The section 9 of the interpretation explicitly defines what exactly the exploitation of trade secret is, that is,

a.the accused infringer directly uses the trade secret in the process of production and business operation

b.to alter or improve the trade secret then use it, or to use the trade secret to adjust, optimize or improve the activity of production and business operation

Furthermore, the section 13 stipulates a kind of criteria regarding identification for the constitution of being substantial identical between the accused infringing information and the trade secret.

a.What is the extent of the similarity and the difference between the accused infringing information and the trade secret?

b.Is it easy for the relevant person in the subjected industry could figure out the difference between the accused infringing information and the trade secret at the time of occurrence of the infringing act?

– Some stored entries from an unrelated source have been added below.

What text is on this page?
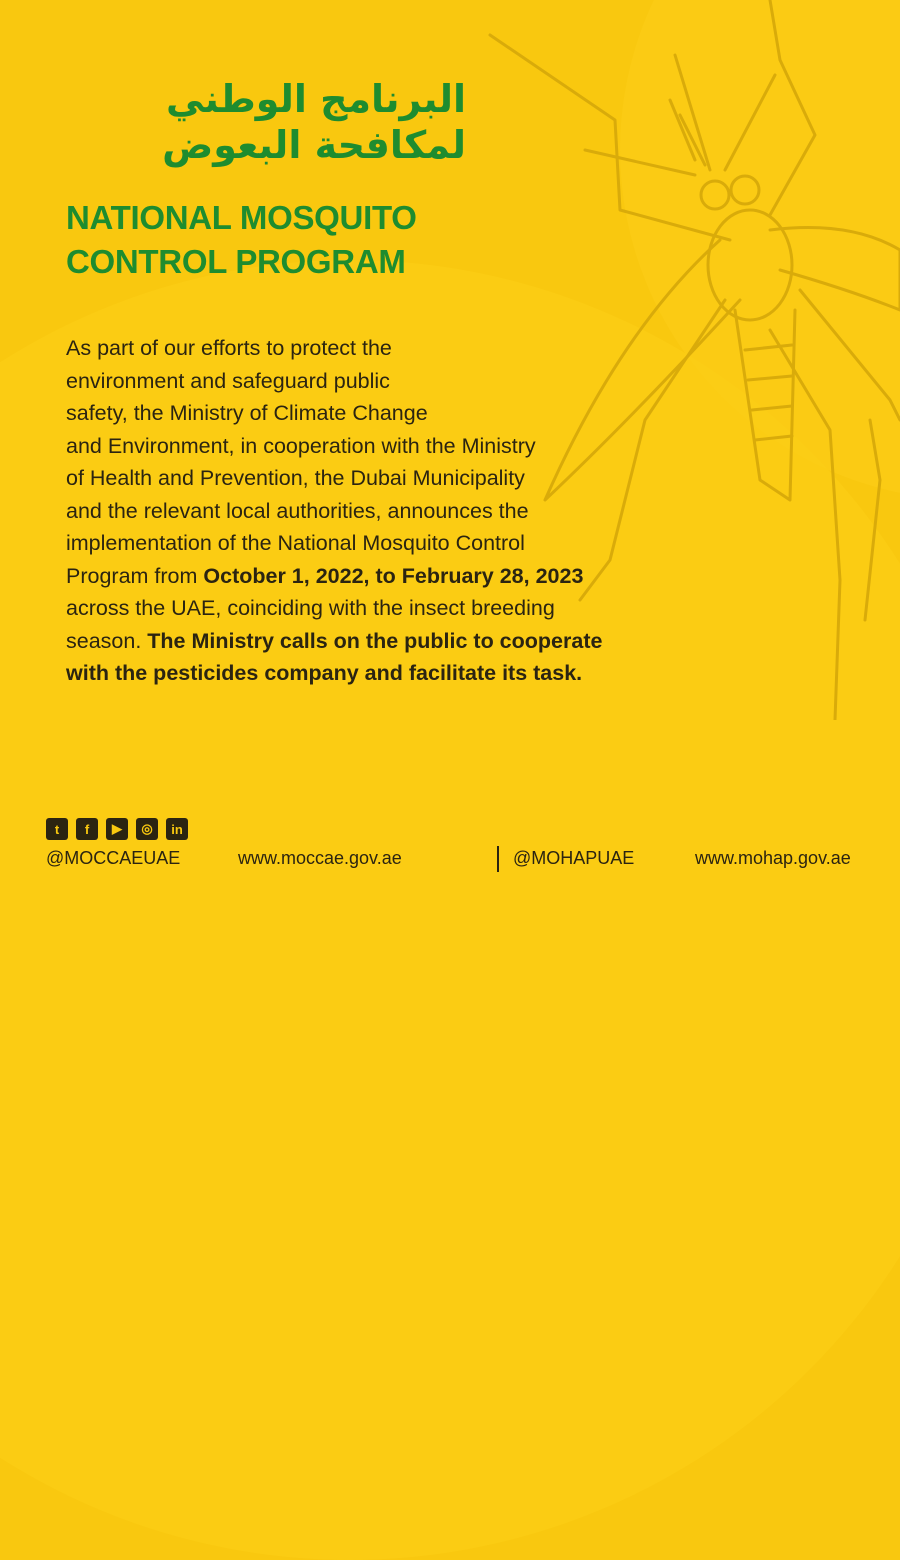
البرنامج الوطني
لمكافحة البعوض
NATIONAL MOSQUITO
CONTROL PROGRAM
As part of our efforts to protect the
environment and safeguard public
safety, the Ministry of Climate Change
and Environment, in cooperation with the Ministry
of Health and Prevention, the Dubai Municipality
and the relevant local authorities, announces the
implementation of the National Mosquito Control
Program from October 1, 2022, to February 28, 2023
across the UAE, coinciding with the insect breeding
season. The Ministry calls on the public to cooperate
with the pesticides company and facilitate its task.
t	f	▶	◎	in
@MOCCAEUAE	www.moccae.gov.ae	@MOHAPUAE	www.mohap.gov.ae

c.Is there substantial difference between the accused infringing information and the trade secret in the aspect of application, use style, purpose, effect etc.?

d.What is the relevant information like in the public domain? And the other elements need to be considered.

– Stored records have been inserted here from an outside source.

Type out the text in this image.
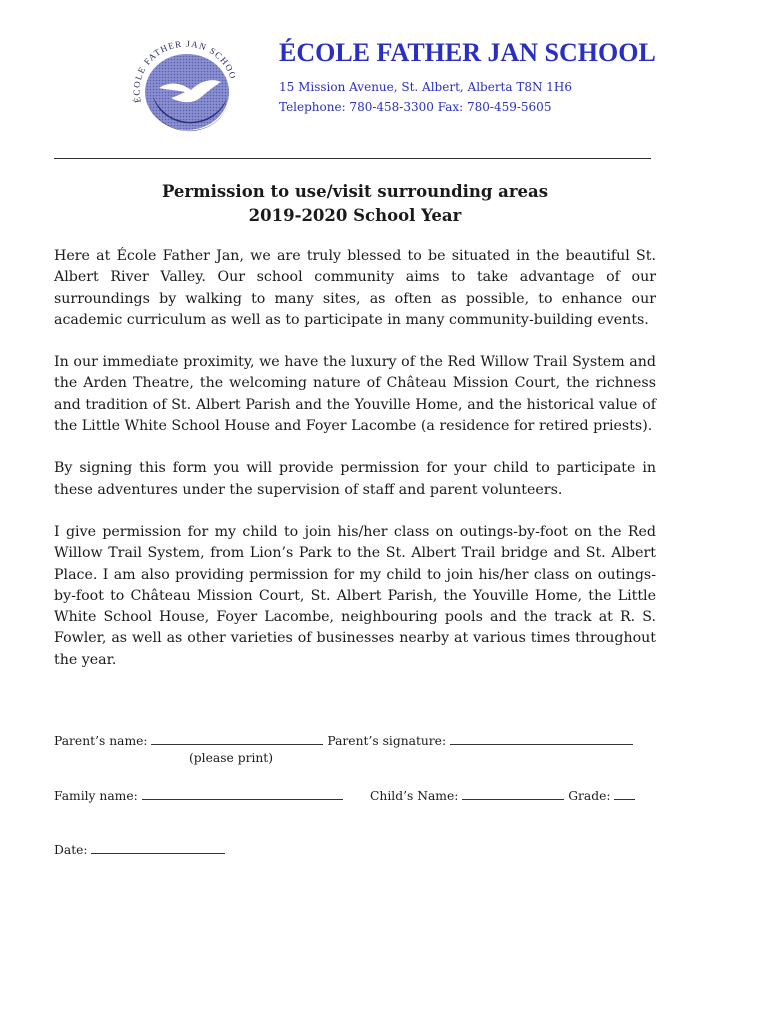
ÉCOLE FATHER JAN SCHO
ÉCOLE FATHER JAN SCHOOL

15 Mission Avenue, St. Albert, Alberta T8N 1H6

Telephone: 780-458-3300 Fax: 780-459-5605

Permission to use/visit surrounding areas

2019-2020 School Year

Here at École Father Jan, we are truly blessed to be situated in the beautiful St. Albert River Valley. Our school community aims to take advantage of our surroundings by walking to many sites, as often as possible, to enhance our academic curriculum as well as to participate in many community-building events.

In our immediate proximity, we have the luxury of the Red Willow Trail System and the Arden Theatre, the welcoming nature of Château Mission Court, the richness and tradition of St. Albert Parish and the Youville Home, and the historical value of the Little White School House and Foyer Lacombe (a residence for retired priests).

By signing this form you will provide permission for your child to participate in these adventures under the supervision of staff and parent volunteers.

I give permission for my child to join his/her class on outings-by-foot on the Red Willow Trail System, from Lion’s Park to the St. Albert Trail bridge and St. Albert Place. I am also providing permission for my child to join his/her class on outings-by-foot to Château Mission Court, St. Albert Parish, the Youville Home, the Little White School House, Foyer Lacombe, neighbouring pools and the track at R. S. Fowler, as well as other varieties of businesses nearby at various times throughout the year.

Parent’s name:	Parent’s signature:
(please print)
Family name:	Child’s Name:	Grade:
Date:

v.To establish the rule of assignment of evidence burden during determination of damage. On the basis of the provisions in the section 63 of the China Trademark Law in 2013 as well as the section 27 of the Judicial Interpretation regarding Patent Infringement II issued by the China Supreme Court in 2016, the section 24 of this interpretation also mentions, if the accused infringer declines to disclose or falsely discloses the relevant ledger, the revenue documents, without legitimate excuse, the court could directly determine the amount of damage based on the petition of the trade secret owner and the corresponding evidences.

vi.To be a qualified plaintiff as the licensee of trade secret. With reference to the prior provisions of the Trademark Law and the Patent Law, the interpretation explicitly mentions three categories of the license of trade secret, i.e. exclusive license, sole license, and non-exclusive license. The licensee of the exclusive license hereinto could initiate trade secret litigation in the name of himself or herself. For the sole license, the licensee could bring litigation along with the owner of trade secret, or the licensee of the sole license hereinto could initiate trade secret litigation in the name of himself or herself under the circumstance that the owner of trade secret clearly abandons the right to bring litigation against the infringer. For the non-exclusive license, the licensee could bring litigation along with the owner of trade secret, or the licensee of the non-exclusive license hereinto could initiate trade secret litigation in the name of himself or herself under the circumstance of acquiring the authorization from the owner of trade secret.

vii.To determine damage. The section 17 of the Anti-Unfair Competition Law mentions that, the amount of damage of the business operator suffers from the infringing act depends on the actual loss firstly, if the above loss is hard to determine, then to determine it upon the profit of the infringer, if both of them are hard to calculate, then to determine it upon the statutory damage, and the maximum of the statutory damages can’t exceed 5 million RMB, equivalent to 70 thousands USD. And the interpretation mentions that at the time of determination of damages, the real value of the trade secret could be used as reference, such as section 17 mentions, to consider the R&D expense, the possible profit from the exploitation of the trade secret, the possible interest in the future, the duration to keep competition dominance and so on. In addition, with reference to the provisions on the multiple for the royalty in the section 63 of the Trade Mark Law and the section 65 of the Patent Law, the section 20 of the interpretation mentions that it’s available to calculate the amount of damage upon the multiple of the trade secret royalty, meanwhile, the other elements need to be considered together including the property, content, performance of the license contract as well as the property, and the result of the infringing act etc.